The Prenylflavonoid Xanthohumol Reduces Alzheimer-Like Changes and Modulates Multiple Pathogenic Molecular Pathways in the Neuro2a/APPswe Cell Model of AD.

Alzheimer's disease (AD) is a progressive neurodegenerative disorder that has proved refractory to drug treatment. Given evidence of neuroprotection in animal models of ischemic stroke, we assessed the prenylflavonoid xanthohumol from the Common Hop (Humulus lupulus L.) for therapeutic potential in murine neuroblastoma N2a cells stably expressing human Swedish mutant amyloid precursor protein (N2a/APP), a well-characterized cellular model of AD. The ELISA and Western-blot analysis revealed that xanthohumol (Xn) inhibited Aß accumulation and APP processing, and that Xn ameliorated tau hyperphosphorylation via PP2A, GSK3ß pathways in N2a/APP cells.

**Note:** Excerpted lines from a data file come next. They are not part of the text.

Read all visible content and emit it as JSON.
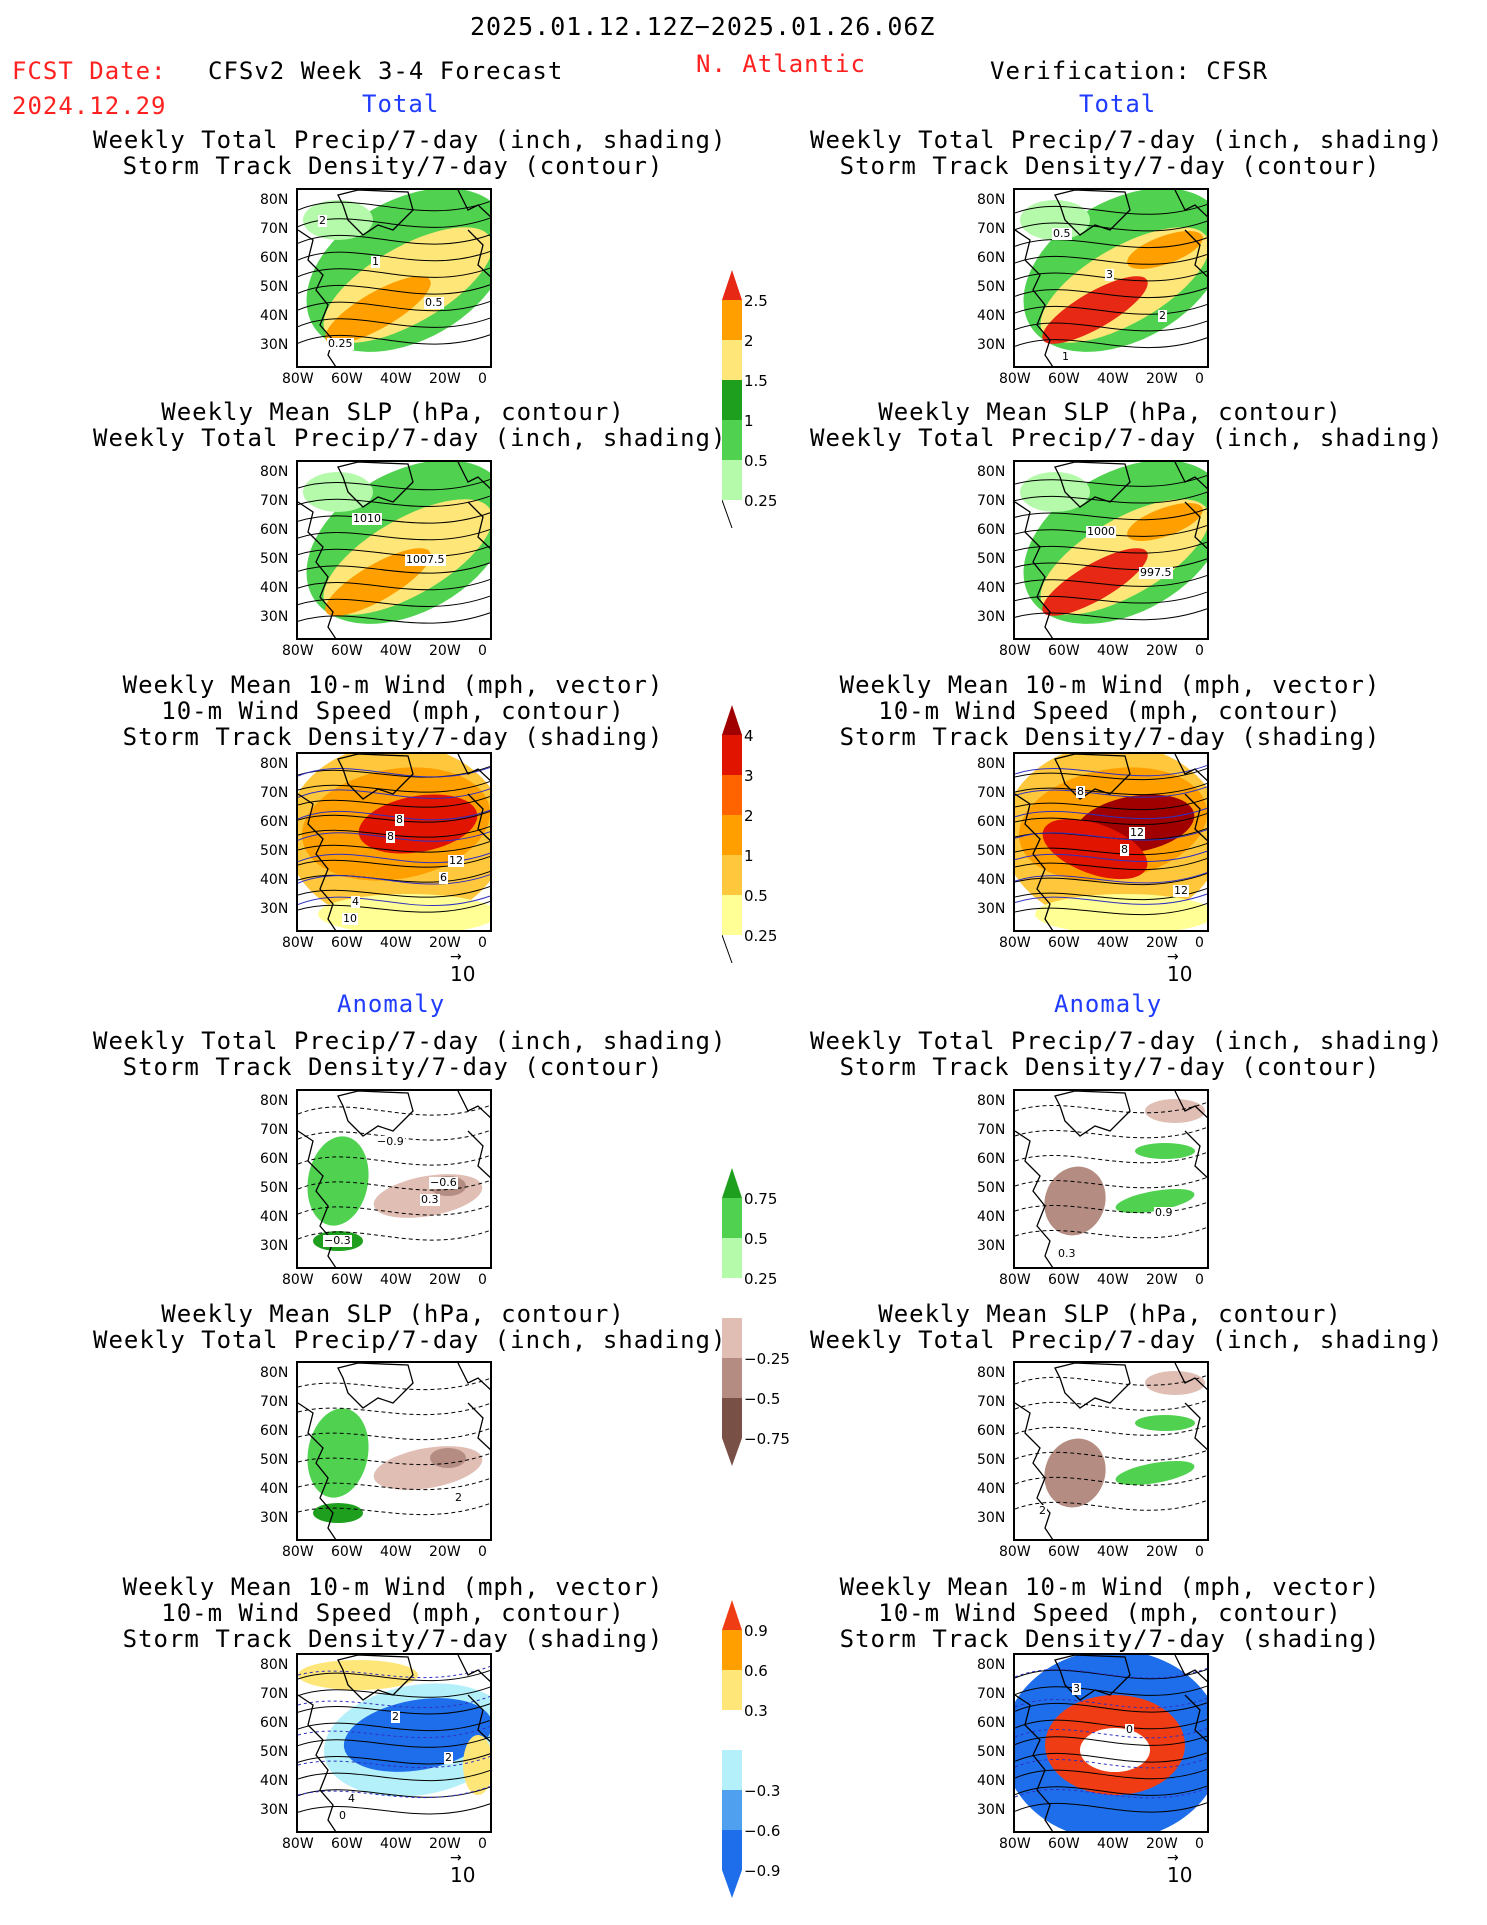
{
  "header": {
    "period": "2025.01.12.12Z−2025.01.26.06Z",
    "fcst_date_label": "FCST Date:",
    "fcst_date": "2024.12.29",
    "model": "CFSv2 Week 3-4 Forecast",
    "region": "N. Atlantic",
    "verification": "Verification: CFSR"
  },
  "sections": {
    "total": "Total",
    "anomaly": "Anomaly"
  },
  "titles": {
    "precip_storm": [
      "Weekly Total Precip/7-day (inch, shading)",
      "Storm Track Density/7-day (contour)"
    ],
    "slp_precip": [
      "Weekly Mean SLP (hPa, contour)",
      "Weekly Total Precip/7-day (inch, shading)"
    ],
    "wind_storm": [
      "Weekly Mean 10-m Wind (mph, vector)",
      "10-m Wind Speed (mph, contour)",
      "Storm Track Density/7-day (shading)"
    ]
  },
  "axes": {
    "lat": [
      "80N",
      "70N",
      "60N",
      "50N",
      "40N",
      "30N"
    ],
    "lon": [
      "80W",
      "60W",
      "40W",
      "20W",
      "0"
    ]
  },
  "vector_ref": "10",
  "colorbars": {
    "total_precip": {
      "labels": [
        "2.5",
        "2",
        "1.5",
        "1",
        "0.5",
        "0.25"
      ],
      "colors": [
        "#e62814",
        "#ffa000",
        "#ffe678",
        "#1ea01e",
        "#50d250",
        "#b4faaa"
      ]
    },
    "total_storm": {
      "labels": [
        "4",
        "3",
        "2",
        "1",
        "0.5",
        "0.25"
      ],
      "colors": [
        "#a00000",
        "#e11400",
        "#ff6400",
        "#ffa000",
        "#ffc83c",
        "#ffff96"
      ]
    },
    "anom_precip": {
      "labels": [
        "0.75",
        "0.5",
        "0.25",
        "−0.25",
        "−0.5",
        "−0.75"
      ],
      "colors": [
        "#1ea01e",
        "#50d250",
        "#b4faaa",
        "#ffffff",
        "#e1beb4",
        "#b48c82",
        "#785046"
      ]
    },
    "anom_storm": {
      "labels": [
        "0.9",
        "0.6",
        "0.3",
        "−0.3",
        "−0.6",
        "−0.9"
      ],
      "colors": [
        "#f03c14",
        "#ffa000",
        "#ffe678",
        "#ffffff",
        "#b4f0fa",
        "#50a0f0",
        "#1e6eeb"
      ]
    }
  },
  "contour_labels": {
    "fc_total_precip": [
      "2",
      "1",
      "0.5",
      "0.25"
    ],
    "ob_total_precip": [
      "0.5",
      "3",
      "2",
      "1"
    ],
    "fc_total_slp": [
      "1010",
      "1007.5"
    ],
    "ob_total_slp": [
      "1000",
      "997.5"
    ],
    "fc_total_wind": [
      "8",
      "6",
      "10",
      "8",
      "12",
      "4"
    ],
    "ob_total_wind": [
      "8",
      "12",
      "8",
      "12"
    ],
    "fc_anom_precip": [
      "0.3",
      "−0.3",
      "−0.9",
      "−0.6"
    ],
    "ob_anom_precip": [
      "0.9",
      "0.3"
    ],
    "fc_anom_slp": [
      "2"
    ],
    "ob_anom_slp": [
      "2"
    ],
    "fc_anom_wind": [
      "0",
      "2",
      "2",
      "4"
    ],
    "ob_anom_wind": [
      "3",
      "0"
    ]
  }
}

The amelioration of tau hyperphosphorylation by Xn was also validated on HEK293/Tau cells, another cell line with tau hyperphosphorylation. Proteomic analysis (2D-DIGE-coupled MS) revealed a total of 30 differentially expressed lysate proteins in N2a/APP vs. wild-type (WT) N2a cells (N2a/WT), and a total of 21 differentially expressed proteins in lysates of N2a/APP cells in the presence or absence of Xn. Generally, these 51 differential proteins could be classified into seven main categories according to their functions, including: endoplasmic reticulum (ER) stress-associated proteins; oxidative stress-associated proteins; proteasome-associated proteins; ATPase and metabolism-associated proteins; cytoskeleton-associated proteins; molecular chaperones-associated proteins, and others. We used Western-blot analysis to validate Xn-associated changes of some key proteins in several biological/pathogenic processes. Taken together, we show that Xn reduces AD-related changes in stably transfected N2a/APP cells. The underlying mechanisms involve modulation of multiple pathogenic pathways, including those involved in ER stress, oxidative stress, proteasome molecular systems, and the neuronal cytoskeleton. These results suggest Xn may have potential for the treatment of AD and/or neuropathologically related neurodegenerative diseases.